Nemesis arrived off the coast of China in late 1840, although when she set sail from Liverpool it was publicly intimated that she was bound for Odessa to keep the voyage a secret. A British officer wrote that the outbreak of the First Opium War "was considered an extremely favourable opportunity for testing the advantages or otherwise of iron steam-vessels." She first saw action in the Second Battle of Chuenpi on 7 January 1841 against the Chinese fleet at the Bocca Tigris forts. In the Battle of First Bar (27 February), Nemesis sank Cambridge, an old, but re-armed East Indiaman that the Chinese had purchased. Due to Nemesiss shallow draught, Nemesis was able to move through shallow water during the Broadway expedition on 13–15 March and aided in the capture of Canton on 18 March. Based in Chusan, she also saw action at Taisam in February 1842, in a successful skirmish associated with repulse of a much larger Chinese attack on Ningbo.

== Later career ==
After the First Opium War, Nemesis was tasked with the suppression of pirates near Indonesia and the Philippines.
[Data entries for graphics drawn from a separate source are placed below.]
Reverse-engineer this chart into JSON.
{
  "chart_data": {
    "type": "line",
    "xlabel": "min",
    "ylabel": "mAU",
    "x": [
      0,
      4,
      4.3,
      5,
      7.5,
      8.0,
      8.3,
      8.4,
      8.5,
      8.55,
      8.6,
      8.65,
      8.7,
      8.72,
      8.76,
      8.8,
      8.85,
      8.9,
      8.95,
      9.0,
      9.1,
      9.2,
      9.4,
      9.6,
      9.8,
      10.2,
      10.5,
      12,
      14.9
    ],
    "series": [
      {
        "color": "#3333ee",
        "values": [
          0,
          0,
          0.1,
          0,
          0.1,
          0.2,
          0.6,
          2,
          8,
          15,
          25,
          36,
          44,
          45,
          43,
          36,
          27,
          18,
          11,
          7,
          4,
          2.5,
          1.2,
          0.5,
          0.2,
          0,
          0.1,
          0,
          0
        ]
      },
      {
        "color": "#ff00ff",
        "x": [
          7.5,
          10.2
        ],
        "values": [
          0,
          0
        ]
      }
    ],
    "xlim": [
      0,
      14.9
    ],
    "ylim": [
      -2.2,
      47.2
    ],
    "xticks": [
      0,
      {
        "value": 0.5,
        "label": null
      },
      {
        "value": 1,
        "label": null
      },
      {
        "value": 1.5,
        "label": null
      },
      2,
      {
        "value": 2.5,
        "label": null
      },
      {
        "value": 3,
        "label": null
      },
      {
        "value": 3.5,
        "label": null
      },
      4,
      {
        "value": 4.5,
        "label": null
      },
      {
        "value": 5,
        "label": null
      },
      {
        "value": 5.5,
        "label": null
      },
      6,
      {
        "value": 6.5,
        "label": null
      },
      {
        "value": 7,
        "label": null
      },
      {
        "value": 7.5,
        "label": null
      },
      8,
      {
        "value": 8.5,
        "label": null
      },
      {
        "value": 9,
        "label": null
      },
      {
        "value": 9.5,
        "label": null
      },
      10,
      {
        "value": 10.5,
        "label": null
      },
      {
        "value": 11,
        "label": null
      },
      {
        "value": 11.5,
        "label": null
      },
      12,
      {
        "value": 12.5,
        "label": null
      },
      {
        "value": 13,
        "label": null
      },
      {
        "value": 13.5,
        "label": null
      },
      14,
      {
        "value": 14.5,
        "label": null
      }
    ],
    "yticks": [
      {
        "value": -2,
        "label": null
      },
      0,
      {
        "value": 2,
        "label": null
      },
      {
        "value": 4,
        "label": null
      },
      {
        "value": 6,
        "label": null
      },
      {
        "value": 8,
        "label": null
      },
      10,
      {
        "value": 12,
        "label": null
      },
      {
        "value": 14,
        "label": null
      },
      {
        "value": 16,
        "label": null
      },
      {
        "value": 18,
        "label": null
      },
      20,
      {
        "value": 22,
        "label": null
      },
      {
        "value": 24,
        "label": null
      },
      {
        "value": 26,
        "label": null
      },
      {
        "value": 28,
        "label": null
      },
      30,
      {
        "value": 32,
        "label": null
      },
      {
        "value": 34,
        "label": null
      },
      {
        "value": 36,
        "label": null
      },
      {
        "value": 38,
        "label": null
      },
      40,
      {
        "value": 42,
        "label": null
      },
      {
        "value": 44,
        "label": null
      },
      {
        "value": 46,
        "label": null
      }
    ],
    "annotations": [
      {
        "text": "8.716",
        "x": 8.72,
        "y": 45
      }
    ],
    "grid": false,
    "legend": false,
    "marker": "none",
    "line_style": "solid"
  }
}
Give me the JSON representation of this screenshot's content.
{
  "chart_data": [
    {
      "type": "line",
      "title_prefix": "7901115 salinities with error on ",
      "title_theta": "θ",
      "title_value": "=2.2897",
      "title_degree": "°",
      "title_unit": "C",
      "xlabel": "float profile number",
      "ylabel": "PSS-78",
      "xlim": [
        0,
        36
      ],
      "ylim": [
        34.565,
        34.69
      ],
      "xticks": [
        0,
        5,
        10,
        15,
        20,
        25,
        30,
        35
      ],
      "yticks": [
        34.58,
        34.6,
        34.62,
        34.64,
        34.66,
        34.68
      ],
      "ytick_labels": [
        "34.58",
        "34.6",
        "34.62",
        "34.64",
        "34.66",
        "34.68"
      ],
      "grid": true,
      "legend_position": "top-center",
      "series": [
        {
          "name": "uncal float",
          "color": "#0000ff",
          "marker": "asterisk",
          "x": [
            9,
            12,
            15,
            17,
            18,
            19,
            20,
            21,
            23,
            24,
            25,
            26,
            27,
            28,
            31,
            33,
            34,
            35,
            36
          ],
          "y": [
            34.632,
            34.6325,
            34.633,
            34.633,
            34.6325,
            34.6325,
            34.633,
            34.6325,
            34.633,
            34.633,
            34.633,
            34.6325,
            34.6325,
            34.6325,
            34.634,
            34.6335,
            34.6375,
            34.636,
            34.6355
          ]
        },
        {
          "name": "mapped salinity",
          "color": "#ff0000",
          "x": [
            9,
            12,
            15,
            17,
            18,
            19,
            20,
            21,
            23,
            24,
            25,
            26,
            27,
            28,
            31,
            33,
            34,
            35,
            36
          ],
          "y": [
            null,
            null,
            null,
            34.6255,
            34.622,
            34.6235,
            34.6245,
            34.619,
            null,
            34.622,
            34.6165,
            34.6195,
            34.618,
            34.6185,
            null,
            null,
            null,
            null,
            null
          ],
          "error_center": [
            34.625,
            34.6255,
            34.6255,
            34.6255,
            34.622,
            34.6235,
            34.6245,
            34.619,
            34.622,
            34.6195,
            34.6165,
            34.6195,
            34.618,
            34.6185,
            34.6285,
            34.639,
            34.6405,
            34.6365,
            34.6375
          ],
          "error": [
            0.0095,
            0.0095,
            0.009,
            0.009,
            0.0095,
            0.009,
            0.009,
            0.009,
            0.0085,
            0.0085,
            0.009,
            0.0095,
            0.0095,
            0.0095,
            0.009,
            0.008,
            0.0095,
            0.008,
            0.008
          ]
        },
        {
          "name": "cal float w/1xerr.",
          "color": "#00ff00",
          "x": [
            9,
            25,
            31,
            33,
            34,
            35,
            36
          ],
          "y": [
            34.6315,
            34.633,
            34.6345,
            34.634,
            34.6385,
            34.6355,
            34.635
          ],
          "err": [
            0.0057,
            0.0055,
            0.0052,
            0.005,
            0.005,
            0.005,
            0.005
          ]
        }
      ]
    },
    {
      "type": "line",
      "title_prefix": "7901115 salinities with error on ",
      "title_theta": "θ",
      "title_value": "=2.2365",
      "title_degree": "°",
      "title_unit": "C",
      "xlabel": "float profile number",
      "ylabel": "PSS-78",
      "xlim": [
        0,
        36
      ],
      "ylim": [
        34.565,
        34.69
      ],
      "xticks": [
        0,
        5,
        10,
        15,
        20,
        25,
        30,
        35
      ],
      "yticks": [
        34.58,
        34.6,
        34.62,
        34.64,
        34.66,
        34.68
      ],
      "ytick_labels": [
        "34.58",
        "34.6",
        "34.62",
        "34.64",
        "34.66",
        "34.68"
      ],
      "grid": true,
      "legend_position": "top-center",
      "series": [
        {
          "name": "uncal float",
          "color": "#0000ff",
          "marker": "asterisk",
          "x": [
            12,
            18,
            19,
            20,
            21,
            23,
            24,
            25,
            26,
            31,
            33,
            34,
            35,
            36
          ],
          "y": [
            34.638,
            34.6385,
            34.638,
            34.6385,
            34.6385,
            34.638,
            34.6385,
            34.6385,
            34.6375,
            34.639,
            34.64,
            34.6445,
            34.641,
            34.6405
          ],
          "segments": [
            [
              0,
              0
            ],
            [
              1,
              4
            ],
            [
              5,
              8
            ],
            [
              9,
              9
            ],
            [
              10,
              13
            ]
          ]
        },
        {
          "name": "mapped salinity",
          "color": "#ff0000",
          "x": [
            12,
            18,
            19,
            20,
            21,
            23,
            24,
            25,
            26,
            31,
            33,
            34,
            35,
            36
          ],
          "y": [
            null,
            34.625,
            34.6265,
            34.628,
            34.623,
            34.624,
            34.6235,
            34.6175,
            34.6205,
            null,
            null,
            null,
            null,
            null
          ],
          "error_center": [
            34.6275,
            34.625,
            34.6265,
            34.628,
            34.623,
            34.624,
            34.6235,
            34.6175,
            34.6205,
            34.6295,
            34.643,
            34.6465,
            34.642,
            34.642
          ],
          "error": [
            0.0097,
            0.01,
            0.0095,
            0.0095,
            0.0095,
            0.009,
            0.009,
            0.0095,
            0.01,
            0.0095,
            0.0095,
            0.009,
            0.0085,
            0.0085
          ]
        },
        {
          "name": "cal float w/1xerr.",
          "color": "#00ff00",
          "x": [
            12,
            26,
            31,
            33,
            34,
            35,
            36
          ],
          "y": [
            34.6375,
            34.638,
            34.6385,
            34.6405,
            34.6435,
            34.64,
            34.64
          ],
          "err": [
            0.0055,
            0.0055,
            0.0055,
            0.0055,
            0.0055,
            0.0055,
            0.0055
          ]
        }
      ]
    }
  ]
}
She then operated from Bombay, chiefly to Karachi.

Around the end of 1846 as a result of mob rioting in Canton which had started in July, she was posted by Sir John Davis to cover the East India Company's factory there. She was then withdrawn before February 1847, despite protests from traders. In May 1847 she attacked a flotilla of Sooloo pirate prows in the Brunei river, Borneo. In early 1853, she helped the company's steamer Zenobia expel Burmese troops from Bassein province. She sailed from Shanghai on 1 February 1854, bound for Belfast.

Laird Brothers displayed a model of the H.E.I.C. "Nemesis" (1839) at the 1893 Chicago Exhibition.